Der Streit, der Marwitz 1811 schließlich für kurze Zeit nach Spandau brachte, wurde erbittert geführt, von beiden Seiten. Es war viel Hass in der Luft damals, zwischen Preußen und Franzosen genauso wie zwischen Reformern und Konservativen, wobei die Frage, wer für wen das größere Übel darstellte, durchaus nicht immer eindeutig beantwortet wurde.

Marwitz beantwortete sie letztlich eindeutig. Als zum Ende des Jahres 1812 Napoleons Niederlage in Russland offenkundig wurde, eilte er zu seinem Feinde Hardenberg und drängte den Staatskanzler zur Erhebung gegen die Besatzer; ließ sich als Offizier reaktivieren und führte eine Brigade Landwehr seiner Bauern in den Befreiungskrieg von 1813.
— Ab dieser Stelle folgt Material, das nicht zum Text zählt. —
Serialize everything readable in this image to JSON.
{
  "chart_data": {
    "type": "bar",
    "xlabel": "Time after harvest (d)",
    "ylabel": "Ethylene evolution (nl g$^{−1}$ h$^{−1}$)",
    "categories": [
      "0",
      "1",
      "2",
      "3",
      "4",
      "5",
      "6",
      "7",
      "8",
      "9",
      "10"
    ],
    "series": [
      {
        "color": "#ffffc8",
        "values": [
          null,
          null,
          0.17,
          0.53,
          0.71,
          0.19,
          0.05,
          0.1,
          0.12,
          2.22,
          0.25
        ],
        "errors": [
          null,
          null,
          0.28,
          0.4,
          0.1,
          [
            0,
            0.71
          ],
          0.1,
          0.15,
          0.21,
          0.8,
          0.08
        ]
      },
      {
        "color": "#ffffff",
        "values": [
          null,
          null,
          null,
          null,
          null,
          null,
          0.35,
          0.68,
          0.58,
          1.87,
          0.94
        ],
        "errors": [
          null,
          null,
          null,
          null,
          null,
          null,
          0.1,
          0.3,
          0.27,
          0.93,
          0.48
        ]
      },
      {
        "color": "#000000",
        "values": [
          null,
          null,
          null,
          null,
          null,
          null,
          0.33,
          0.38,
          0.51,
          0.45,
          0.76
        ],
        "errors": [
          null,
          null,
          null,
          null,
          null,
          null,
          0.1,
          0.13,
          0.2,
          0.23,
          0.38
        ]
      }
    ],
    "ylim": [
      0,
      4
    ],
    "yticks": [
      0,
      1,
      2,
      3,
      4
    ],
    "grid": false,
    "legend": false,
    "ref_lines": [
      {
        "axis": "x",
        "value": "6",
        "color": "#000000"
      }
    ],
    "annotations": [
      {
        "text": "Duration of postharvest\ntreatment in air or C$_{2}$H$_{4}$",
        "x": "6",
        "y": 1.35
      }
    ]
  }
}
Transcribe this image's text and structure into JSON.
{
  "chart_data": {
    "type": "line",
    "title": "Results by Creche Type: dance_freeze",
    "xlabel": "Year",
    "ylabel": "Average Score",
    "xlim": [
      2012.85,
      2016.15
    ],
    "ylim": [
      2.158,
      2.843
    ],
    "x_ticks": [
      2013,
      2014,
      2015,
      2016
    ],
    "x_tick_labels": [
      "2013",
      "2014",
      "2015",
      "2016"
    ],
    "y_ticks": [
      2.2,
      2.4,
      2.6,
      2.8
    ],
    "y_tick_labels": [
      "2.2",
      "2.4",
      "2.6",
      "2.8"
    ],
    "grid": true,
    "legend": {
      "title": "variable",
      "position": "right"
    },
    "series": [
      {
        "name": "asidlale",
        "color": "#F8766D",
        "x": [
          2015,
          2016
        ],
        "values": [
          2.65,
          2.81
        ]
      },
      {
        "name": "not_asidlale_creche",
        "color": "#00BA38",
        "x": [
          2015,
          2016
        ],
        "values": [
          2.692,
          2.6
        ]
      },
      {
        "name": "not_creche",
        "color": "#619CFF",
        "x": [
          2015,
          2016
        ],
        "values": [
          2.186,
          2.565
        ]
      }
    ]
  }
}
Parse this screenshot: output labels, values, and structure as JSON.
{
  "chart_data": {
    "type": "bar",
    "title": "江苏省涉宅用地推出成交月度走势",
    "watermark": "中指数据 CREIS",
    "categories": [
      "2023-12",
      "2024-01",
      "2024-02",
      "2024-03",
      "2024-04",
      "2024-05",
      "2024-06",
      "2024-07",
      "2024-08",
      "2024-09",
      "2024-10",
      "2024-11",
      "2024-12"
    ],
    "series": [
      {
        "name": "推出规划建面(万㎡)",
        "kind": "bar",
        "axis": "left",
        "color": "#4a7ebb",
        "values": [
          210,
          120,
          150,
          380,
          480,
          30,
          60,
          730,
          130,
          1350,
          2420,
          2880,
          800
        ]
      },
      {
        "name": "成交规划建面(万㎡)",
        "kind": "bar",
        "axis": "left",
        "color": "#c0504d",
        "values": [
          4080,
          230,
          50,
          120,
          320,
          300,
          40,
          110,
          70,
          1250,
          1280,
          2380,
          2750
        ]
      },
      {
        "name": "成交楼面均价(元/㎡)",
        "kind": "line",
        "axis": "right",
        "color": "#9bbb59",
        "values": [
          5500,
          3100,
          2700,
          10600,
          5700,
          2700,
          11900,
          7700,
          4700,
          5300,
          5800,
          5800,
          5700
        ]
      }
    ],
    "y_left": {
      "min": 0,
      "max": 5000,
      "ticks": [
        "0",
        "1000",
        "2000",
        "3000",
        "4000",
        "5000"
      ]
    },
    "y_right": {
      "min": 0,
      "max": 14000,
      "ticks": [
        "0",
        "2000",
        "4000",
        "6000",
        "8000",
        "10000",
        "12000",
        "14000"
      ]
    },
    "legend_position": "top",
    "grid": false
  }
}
Nach dem Sieg über Napoleon erlahmte der Reformeifer in Preußen. Die kommenden eineinhalb Jahrzehnte brachten verfassungspolitische Teilsiege für Marwitz. So die Einrichtung der Provinziallandtage, so die Erhaltung von Adelsvorrechten wie der lokalen Polizeihoheit und Patrimonialgerichtsbarkeit der Gutsbesitzer.

Doch es blieben kurzlebige, unzureichende Erfolge in einem verlorenen Kampf, den er focht und in dem es um mehr als nur um das Bewahren ging. Marwitz hatte im Grunde hinter den Absolutismus zurückgewollt, ehe der Adel unter den Hohenzollernkönigen zur Hälfte schon ein Dienstadel geworden war in Militär und Verwaltung. Der Adelstitel sollte nach seiner Vorstellung strikt an den Grundbesitz gekoppelt bleiben. Das war im neunzehnten Jahrhundert beim besten Willen nicht mehr zu machen. Als Marwitz sich ab 1830 aus der Politik zurückzog, fühlte er sich als Gescheiterter; und er war es auch.